Relationships sometimes fall into unhealthy patterns that we repeat without recognizing the true issue. It does not have to be this way or remain this way if we are willing to make a few changes. This applies to friendships and romantic relationships to make sure you can break the negative patterns. Even though it seems like there is an endless version of the same relationships, possibly as our destiny, we can break the subconscious patterns in our lives and relationships.
Deep down, we are trying to fulfill some desire with bad patterns, but we are capable of breaking them.
Included below are five ways to challenge those patterns that are likely unhealthy and often repeated:
Forgiveness for Self
We play a huge part in our own bad relationships, even if we do not first recognize it. We may eventually start to wonder what is wrong with us and worry it will never get better. This negative self-talk is unhealthy and robs us of healing power. This is not totally our fault as the subconscious can take us to dark places. We must recognize this in order to dig our way out.
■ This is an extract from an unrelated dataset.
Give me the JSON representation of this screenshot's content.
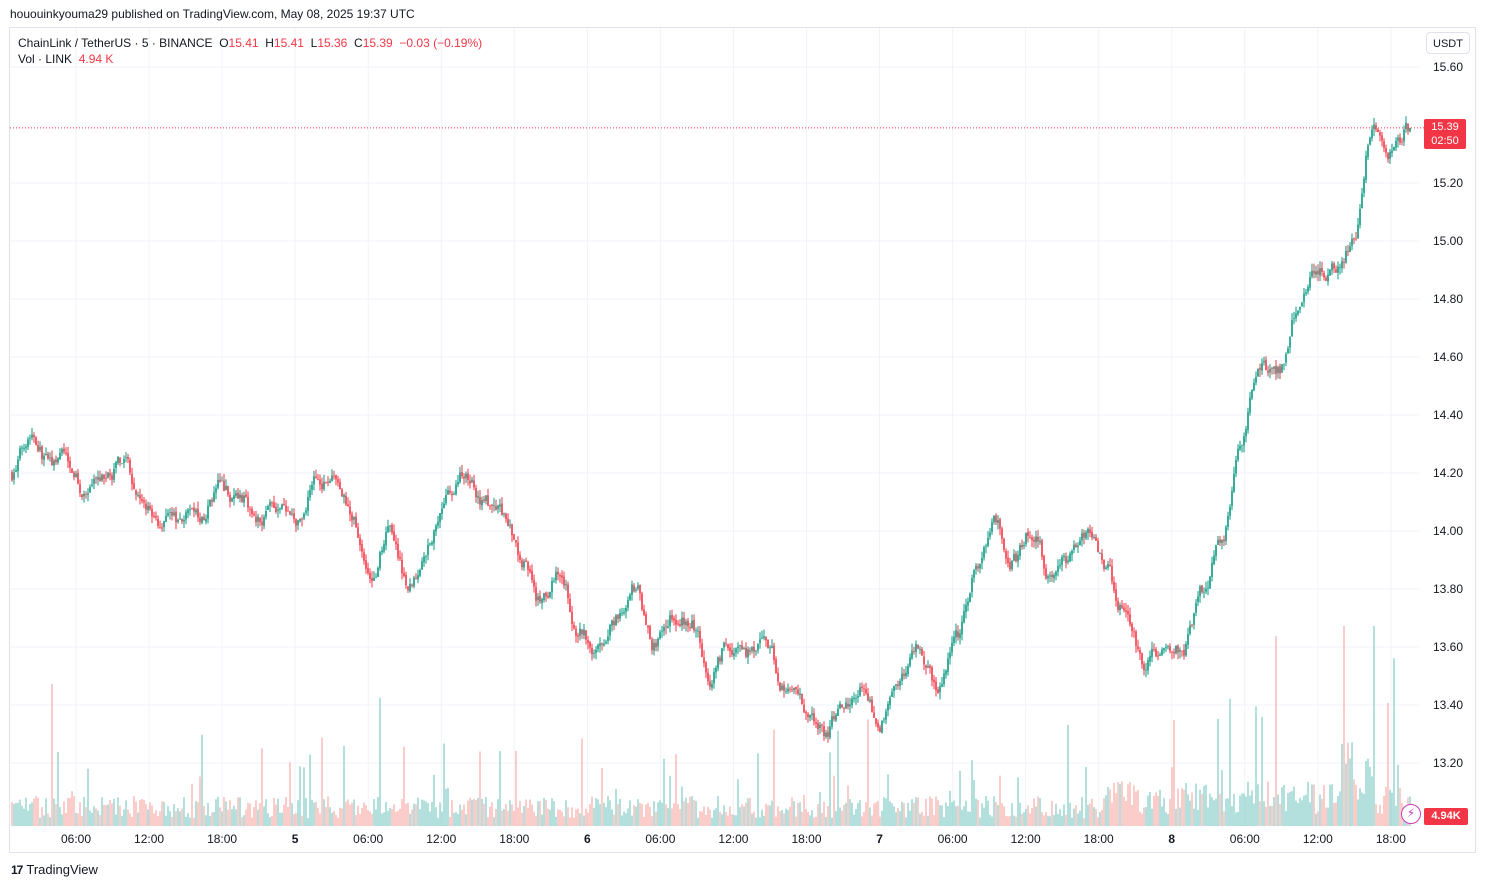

To start improving, forgive yourself. This includes all the times you have entered a relationship that was unhealthy and left you feeling, unnoticed, hurt, and unworthy. Also forgive yourself for the times you may have hurt others in relationships. This is the first step in creating a new pattern for the future. Let go of the past so you are free to go forward.
Understanding the Patterns
Once you have forgiven yourself, you can start the work toward correcting the patterns. If the pattern has been noted in multiple relationships, then identify the key traits and characteristics. Write them out so they can be analyzed and warning signs identified. Now consider what led you into those triggering relationships and what you had hoped to gain from them. If it was simply familiarity, then it is time to try something new. Understanding the patterns are necessary to break them, so be brutally honest.
In the above step you identified warning signs, this is important. When you recognize your warnings then as soon as they are felt or seen you can step back and reassess. Some warnings may look attractive, like intense relationships, but these can end badly as they become possessive and overwhelming. Know your personal warnings so you are not trapped by them.
Many problems occur because we do not know what is wanted or needed. Describe a perfect relationship in detail so you know what you are looking for in time. Focus on both actions and feelings. Maybe you want peace, maybe closeness, perhaps adventure. Whatever you desire, put it at the top of the list and focus on relationships that provide.
Do not fear new relationships because each teaches us new lessons and ignites new desires. Learn to live, love, and even make mistakes. Gain from the lessons you have learned and reflect on what can be improved or changed. Then take steps forward.
With these simple steps, you can untangle the threads that create bad relationships in your life. This will lead to the person that fits you most.